Claiming a dependent, including one you didn't live with during the year, allows you to take a tax-saving exemption on your federal return. This exemption is essentially a deduction for a fixed amount that increases for inflation each year. And although not living with your dependent doesn't disqualify you from claiming the exemption, you will have to satisfy certain requirements. However, the law does require that you share the same household in some circumstances.
Claiming a Qualifying Child
The first of two ways you can claim a dependent is under the qualifying child rules. A qualifying child must be your natural, step, foster or adopted child, a sibling, step-sibling or a descendant of any of them.
The person you want to claim must also be younger than 19, or younger than 24 if a student, and he can't provide more than half of his own support. In addition, if your qualifying child doesn't live with you for a majority of the tax year, he may still qualify as your dependent if the reason is due to an eligible “temporary absence.”
Qualifying Children You Don't Have to Live With
If your qualifying child is considered temporarily absent under the tax law, his time away from home – even if for the entire tax year – is deemed to be time he lives with you for the purpose of claiming him as a dependent. The reason for the temporary absence must be related to his or your illness, education, business, vacation or military service.
In other words, if the reason you don't live with your dependent is because he's serving in the military and is based in another region or abroad, is away at college or suffers from an illness that requires he live in a nursing facility, for example, it's considered a temporary absence. If, however, your child performs missionary work in a foreign country for a majority of the tax year, he can't be your dependent since the reason for his absence is unrelated to any of the permitted purposes. Moreover, your own temporary absence from the home is permissible as well.

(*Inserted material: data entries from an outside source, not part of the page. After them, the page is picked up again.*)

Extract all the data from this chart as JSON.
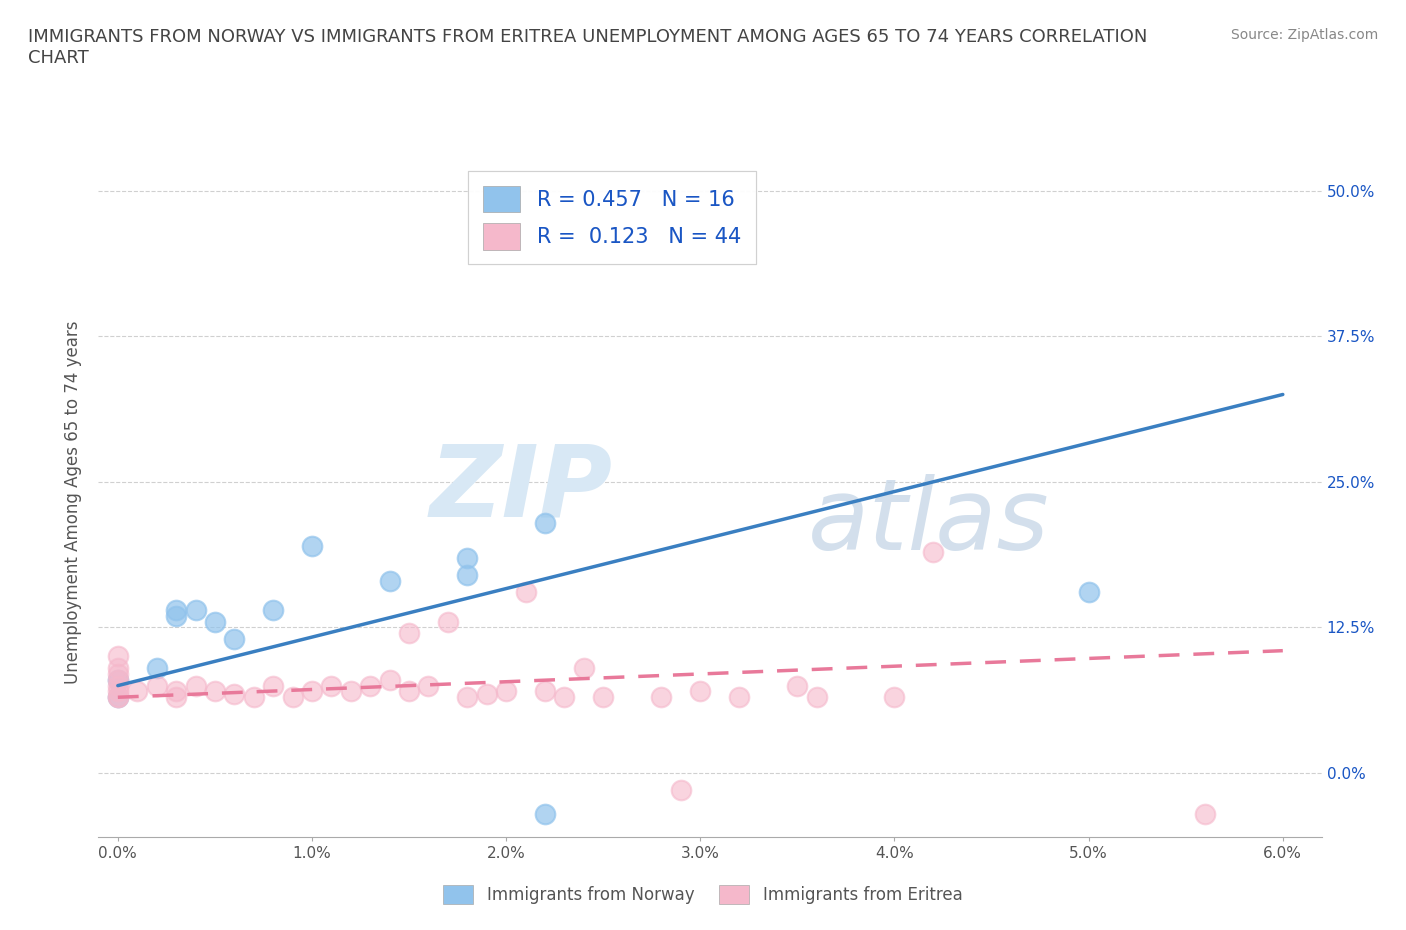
{
  "title": "IMMIGRANTS FROM NORWAY VS IMMIGRANTS FROM ERITREA UNEMPLOYMENT AMONG AGES 65 TO 74 YEARS CORRELATION\nCHART",
  "source": "Source: ZipAtlas.com",
  "ylabel_label": "Unemployment Among Ages 65 to 74 years",
  "xlim": [
    -0.001,
    0.062
  ],
  "ylim": [
    -0.055,
    0.52
  ],
  "xticks": [
    0.0,
    0.01,
    0.02,
    0.03,
    0.04,
    0.05,
    0.06
  ],
  "xtick_labels": [
    "0.0%",
    "1.0%",
    "2.0%",
    "3.0%",
    "4.0%",
    "5.0%",
    "6.0%"
  ],
  "yticks": [
    0.0,
    0.125,
    0.25,
    0.375,
    0.5
  ],
  "ytick_labels": [
    "0.0%",
    "12.5%",
    "25.0%",
    "37.5%",
    "50.0%"
  ],
  "norway_color": "#91c3ec",
  "eritrea_color": "#f5b8cb",
  "norway_line_color": "#3a7fc1",
  "eritrea_line_color": "#e8799a",
  "norway_R": 0.457,
  "norway_N": 16,
  "eritrea_R": 0.123,
  "eritrea_N": 44,
  "norway_scatter_x": [
    0.0,
    0.0,
    0.002,
    0.003,
    0.003,
    0.004,
    0.005,
    0.006,
    0.008,
    0.01,
    0.014,
    0.018,
    0.018,
    0.022,
    0.022,
    0.05
  ],
  "norway_scatter_y": [
    0.065,
    0.08,
    0.09,
    0.135,
    0.14,
    0.14,
    0.13,
    0.115,
    0.14,
    0.195,
    0.165,
    0.185,
    0.17,
    0.215,
    -0.035,
    0.155
  ],
  "eritrea_scatter_x": [
    0.0,
    0.0,
    0.0,
    0.0,
    0.0,
    0.0,
    0.0,
    0.0,
    0.001,
    0.002,
    0.003,
    0.003,
    0.004,
    0.005,
    0.006,
    0.007,
    0.008,
    0.009,
    0.01,
    0.011,
    0.012,
    0.013,
    0.014,
    0.015,
    0.015,
    0.016,
    0.017,
    0.018,
    0.019,
    0.02,
    0.021,
    0.022,
    0.023,
    0.024,
    0.025,
    0.028,
    0.029,
    0.03,
    0.032,
    0.035,
    0.036,
    0.04,
    0.042,
    0.056
  ],
  "eritrea_scatter_y": [
    0.065,
    0.07,
    0.075,
    0.08,
    0.085,
    0.09,
    0.1,
    0.065,
    0.07,
    0.075,
    0.065,
    0.07,
    0.075,
    0.07,
    0.068,
    0.065,
    0.075,
    0.065,
    0.07,
    0.075,
    0.07,
    0.075,
    0.08,
    0.12,
    0.07,
    0.075,
    0.13,
    0.065,
    0.068,
    0.07,
    0.155,
    0.07,
    0.065,
    0.09,
    0.065,
    0.065,
    -0.015,
    0.07,
    0.065,
    0.075,
    0.065,
    0.065,
    0.19,
    -0.035
  ],
  "norway_line_x": [
    0.0,
    0.06
  ],
  "norway_line_y": [
    0.075,
    0.325
  ],
  "eritrea_line_x": [
    0.0,
    0.06
  ],
  "eritrea_line_y": [
    0.065,
    0.105
  ],
  "watermark_zip": "ZIP",
  "watermark_atlas": "atlas",
  "background_color": "#ffffff",
  "grid_color": "#d0d0d0",
  "legend_label_norway": "Immigrants from Norway",
  "legend_label_eritrea": "Immigrants from Eritrea",
  "legend_r_color": "#1a56c4",
  "legend_n_color": "#1a56c4",
  "tick_label_color": "#555555",
  "ylabel_color": "#555555",
  "title_color": "#444444",
  "source_color": "#888888"
}
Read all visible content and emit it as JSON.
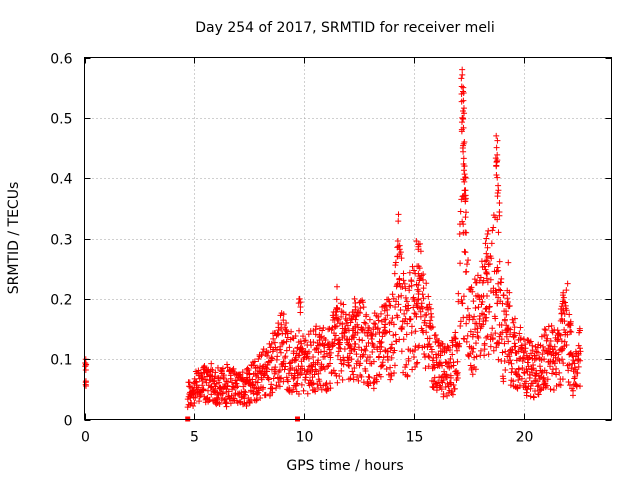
{
  "chart_data": {
    "type": "scatter",
    "title": "Day 254 of 2017, SRMTID for receiver meli",
    "xlabel": "GPS time / hours",
    "ylabel": "SRMTID / TECUs",
    "xlim": [
      0,
      24
    ],
    "ylim": [
      0,
      0.6
    ],
    "xticks": [
      0,
      5,
      10,
      15,
      20
    ],
    "yticks": [
      0,
      0.1,
      0.2,
      0.3,
      0.4,
      0.5,
      0.6
    ],
    "xtick_labels": [
      "0",
      "5",
      "10",
      "15",
      "20"
    ],
    "ytick_labels": [
      "0",
      "0.1",
      "0.2",
      "0.3",
      "0.4",
      "0.5",
      "0.6"
    ],
    "grid": true,
    "marker": "+",
    "color": "#ff0000",
    "zero_markers_x": [
      4.7,
      9.7
    ],
    "outline": [
      [
        0.0,
        0.07
      ],
      [
        0.05,
        0.09
      ],
      [
        0.1,
        0.05
      ],
      [
        4.7,
        0.04
      ],
      [
        5.0,
        0.05
      ],
      [
        5.5,
        0.06
      ],
      [
        6.0,
        0.05
      ],
      [
        6.5,
        0.06
      ],
      [
        7.0,
        0.05
      ],
      [
        7.5,
        0.06
      ],
      [
        8.0,
        0.07
      ],
      [
        8.5,
        0.09
      ],
      [
        9.0,
        0.12
      ],
      [
        9.5,
        0.09
      ],
      [
        10.0,
        0.09
      ],
      [
        10.5,
        0.1
      ],
      [
        11.0,
        0.1
      ],
      [
        11.5,
        0.13
      ],
      [
        12.0,
        0.12
      ],
      [
        12.5,
        0.14
      ],
      [
        13.0,
        0.11
      ],
      [
        13.5,
        0.12
      ],
      [
        14.0,
        0.14
      ],
      [
        14.3,
        0.2
      ],
      [
        14.6,
        0.15
      ],
      [
        15.0,
        0.17
      ],
      [
        15.2,
        0.22
      ],
      [
        15.5,
        0.16
      ],
      [
        16.0,
        0.09
      ],
      [
        16.5,
        0.08
      ],
      [
        17.0,
        0.1
      ],
      [
        17.2,
        0.35
      ],
      [
        17.5,
        0.14
      ],
      [
        18.0,
        0.16
      ],
      [
        18.3,
        0.2
      ],
      [
        18.7,
        0.25
      ],
      [
        19.0,
        0.14
      ],
      [
        19.5,
        0.12
      ],
      [
        20.0,
        0.09
      ],
      [
        20.5,
        0.08
      ],
      [
        21.0,
        0.1
      ],
      [
        21.5,
        0.11
      ],
      [
        22.0,
        0.15
      ],
      [
        22.3,
        0.07
      ],
      [
        22.6,
        0.11
      ]
    ],
    "spikes": [
      [
        14.3,
        0.34
      ],
      [
        15.2,
        0.29
      ],
      [
        17.2,
        0.58
      ],
      [
        17.25,
        0.55
      ],
      [
        17.2,
        0.5
      ],
      [
        17.3,
        0.46
      ],
      [
        17.3,
        0.42
      ],
      [
        17.35,
        0.38
      ],
      [
        18.3,
        0.3
      ],
      [
        18.75,
        0.47
      ],
      [
        18.8,
        0.43
      ],
      [
        18.85,
        0.38
      ],
      [
        19.3,
        0.26
      ],
      [
        9.8,
        0.2
      ],
      [
        11.5,
        0.22
      ],
      [
        12.3,
        0.2
      ],
      [
        21.8,
        0.21
      ]
    ]
  }
}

Qualifying Relatives You Don't Have to Live With
When the person you want to claim as a dependent can't be your qualifying child, earns gross income that's less than the dependent exemption amount for the year, and you're responsible for more than one-half his support requirements, he may be a qualifying relative whom you don't have to live with to claim.
Only the following relatives, however, can reside elsewhere and still be your dependent: children, stepchildren, foster children and all of their descendants; siblings, including half and stepsiblings; direct ancestors, such as your mother and grandfather; stepparents, nieces, nephews, aunts, uncles and some of your in-laws. If your dependent isn't one of these relatives, he must live with you the entire year – subject to the same temporary absence exception as under the qualifying child rules.
Dependents Living Outside the U.S.
As long as your dependent is a U.S. citizen, resident alien or national, and all other exemption requirements are met, his foreign residency is irrelevant for the purpose of claiming him on your return. For all other dependents, the IRS will disallow the exemption if they reside in any foreign country other than Canada and Mexico.